See, you are only supposed to get this deduction if you belong to the correct special-interest group — people who actually live on the property. If you also own property that is not your primary residence, well, no deduction for you. You must pay the government more.

This form asks for the last few digits of Social Security and driver license numbers to more specifically connect individuals to a given piece of property. A lot of work will go into organizing these pink pieces of paper, matching numbers to property, especially now that property tax caps have gone into effect. They can’t have every property owner taking the deduction on property they paid for and own because, well, the government has to get money somewhere.

They need this money to provide government services, like paying government employees to match up numbers provided on the pink slips so the proper special interest group is reassured into believing that someone else is really paying for the government services.

Placing us into groups is the easiest way to collect money with the fewest complaints because government officials can talk about tax frauds and cheats, which makes us focus on what our neighbor is paying rather than what the government is spending.

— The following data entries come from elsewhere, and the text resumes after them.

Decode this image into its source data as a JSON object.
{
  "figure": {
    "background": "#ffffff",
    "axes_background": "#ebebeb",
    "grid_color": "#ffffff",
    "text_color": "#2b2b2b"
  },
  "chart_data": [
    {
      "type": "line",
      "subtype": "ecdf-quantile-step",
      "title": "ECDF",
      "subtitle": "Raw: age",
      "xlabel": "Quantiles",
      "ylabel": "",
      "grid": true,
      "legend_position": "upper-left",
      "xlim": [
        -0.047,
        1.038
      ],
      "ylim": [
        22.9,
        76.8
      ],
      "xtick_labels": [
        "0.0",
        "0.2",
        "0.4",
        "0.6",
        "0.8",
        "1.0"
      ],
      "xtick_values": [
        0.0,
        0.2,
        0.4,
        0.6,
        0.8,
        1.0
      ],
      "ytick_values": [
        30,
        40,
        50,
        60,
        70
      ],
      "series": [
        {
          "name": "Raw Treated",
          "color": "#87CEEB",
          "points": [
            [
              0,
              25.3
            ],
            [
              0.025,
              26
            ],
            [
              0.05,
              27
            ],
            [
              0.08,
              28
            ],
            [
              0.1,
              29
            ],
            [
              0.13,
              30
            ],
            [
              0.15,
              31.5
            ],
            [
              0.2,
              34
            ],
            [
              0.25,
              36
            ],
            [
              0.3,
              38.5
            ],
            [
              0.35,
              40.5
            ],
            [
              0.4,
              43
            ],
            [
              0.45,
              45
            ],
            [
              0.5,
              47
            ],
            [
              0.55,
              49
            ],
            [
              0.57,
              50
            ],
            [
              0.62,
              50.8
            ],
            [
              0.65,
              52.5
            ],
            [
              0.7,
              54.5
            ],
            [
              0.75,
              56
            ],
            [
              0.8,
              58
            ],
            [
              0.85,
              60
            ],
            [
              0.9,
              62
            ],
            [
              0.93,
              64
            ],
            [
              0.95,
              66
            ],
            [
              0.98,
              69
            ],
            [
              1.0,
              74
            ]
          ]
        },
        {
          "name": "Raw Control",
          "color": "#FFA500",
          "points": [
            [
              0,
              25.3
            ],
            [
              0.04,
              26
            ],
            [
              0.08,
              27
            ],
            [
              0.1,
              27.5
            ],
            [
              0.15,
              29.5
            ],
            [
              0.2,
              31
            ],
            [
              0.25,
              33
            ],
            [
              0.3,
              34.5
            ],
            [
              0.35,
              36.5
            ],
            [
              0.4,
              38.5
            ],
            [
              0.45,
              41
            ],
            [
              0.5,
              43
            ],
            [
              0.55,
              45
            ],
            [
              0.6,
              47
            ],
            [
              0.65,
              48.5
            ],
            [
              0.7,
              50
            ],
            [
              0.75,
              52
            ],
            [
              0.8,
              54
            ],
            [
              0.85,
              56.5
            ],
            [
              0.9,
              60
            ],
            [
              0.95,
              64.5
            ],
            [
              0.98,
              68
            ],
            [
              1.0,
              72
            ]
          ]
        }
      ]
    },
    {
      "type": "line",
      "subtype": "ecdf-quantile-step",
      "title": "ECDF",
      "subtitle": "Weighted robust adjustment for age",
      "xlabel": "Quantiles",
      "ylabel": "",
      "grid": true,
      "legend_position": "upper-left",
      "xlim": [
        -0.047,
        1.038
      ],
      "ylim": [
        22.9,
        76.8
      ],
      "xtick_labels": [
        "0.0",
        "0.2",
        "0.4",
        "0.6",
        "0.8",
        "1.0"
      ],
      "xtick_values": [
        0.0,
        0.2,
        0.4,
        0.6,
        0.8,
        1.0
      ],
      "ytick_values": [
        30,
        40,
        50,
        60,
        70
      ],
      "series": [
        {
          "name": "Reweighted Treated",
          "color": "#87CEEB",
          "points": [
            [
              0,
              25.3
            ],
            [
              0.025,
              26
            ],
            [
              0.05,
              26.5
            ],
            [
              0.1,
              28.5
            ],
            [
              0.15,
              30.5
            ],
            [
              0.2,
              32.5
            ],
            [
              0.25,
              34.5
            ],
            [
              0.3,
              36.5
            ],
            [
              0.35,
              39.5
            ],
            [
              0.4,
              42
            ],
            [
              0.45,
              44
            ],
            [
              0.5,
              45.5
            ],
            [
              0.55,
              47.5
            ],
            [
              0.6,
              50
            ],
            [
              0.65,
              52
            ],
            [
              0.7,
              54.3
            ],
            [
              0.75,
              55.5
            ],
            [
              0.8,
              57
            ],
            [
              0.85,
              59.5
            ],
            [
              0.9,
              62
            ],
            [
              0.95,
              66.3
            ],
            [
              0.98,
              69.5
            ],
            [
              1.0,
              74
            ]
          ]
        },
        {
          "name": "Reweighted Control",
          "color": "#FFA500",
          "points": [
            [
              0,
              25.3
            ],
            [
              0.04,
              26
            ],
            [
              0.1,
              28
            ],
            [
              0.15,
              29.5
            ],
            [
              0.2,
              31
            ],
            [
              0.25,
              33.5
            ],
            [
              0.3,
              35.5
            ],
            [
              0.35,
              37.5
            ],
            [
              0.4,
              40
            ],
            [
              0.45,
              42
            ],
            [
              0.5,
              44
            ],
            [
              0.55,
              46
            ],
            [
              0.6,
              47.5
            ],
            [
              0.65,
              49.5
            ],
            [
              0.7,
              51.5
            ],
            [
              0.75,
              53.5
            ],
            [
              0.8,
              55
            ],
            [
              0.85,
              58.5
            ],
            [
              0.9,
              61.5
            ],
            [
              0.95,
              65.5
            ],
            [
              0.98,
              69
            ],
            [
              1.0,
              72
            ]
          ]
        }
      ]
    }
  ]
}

The homestead deduction creates three such groups: Those who own property and live there, those who own property but do not live on the property, and finally those who pay rent to live on someone else’s property.

After the groups are created, one of the groups is always set up as deserving to pay more into the system than the others. Or at least they make us think this is what’s happening and in this case, it’s our neighbors who own property in addition to their primary residence.

It’s very important to make us think that the people who are paying more are much richer and can afford to pay more. But is that really the case?

Take this example. Property Owner A is very well-off and lives in a humongous home on an acre of land and enjoys a nice deduction. Property owner B lives on a tiny lot in a modest home and works weekends to fix up another home to rent. B gets no deduction and pays the full tax on the other home. Isn’t B essentially subsidizing the deduction for A?

At this point the politicians like to say that it’s really not about either of those groups, it’s about protecting the renter. So they claim that their law forces the big rich land owner to pay the tax. They’re benevolently looking out for the little guy.

Never mind that the tax the property owner pays must factor into the total cost of owning the property, just like maintenance, insurance and other costs. They want us to think that the tax cost will never move through the economy in a way that would ever affect the renter. He’s protected by their political control and the renter will never see any market effects. Right?

If you believe that then I have some property, I’d like to sell you. No wait, maybe I’ll just rent it to you instead.

SIGLINE:
Sellersburg resident Debbie Harbeson likes to receive pink slips in the mail. But only if they’re silky and have adjustable straps.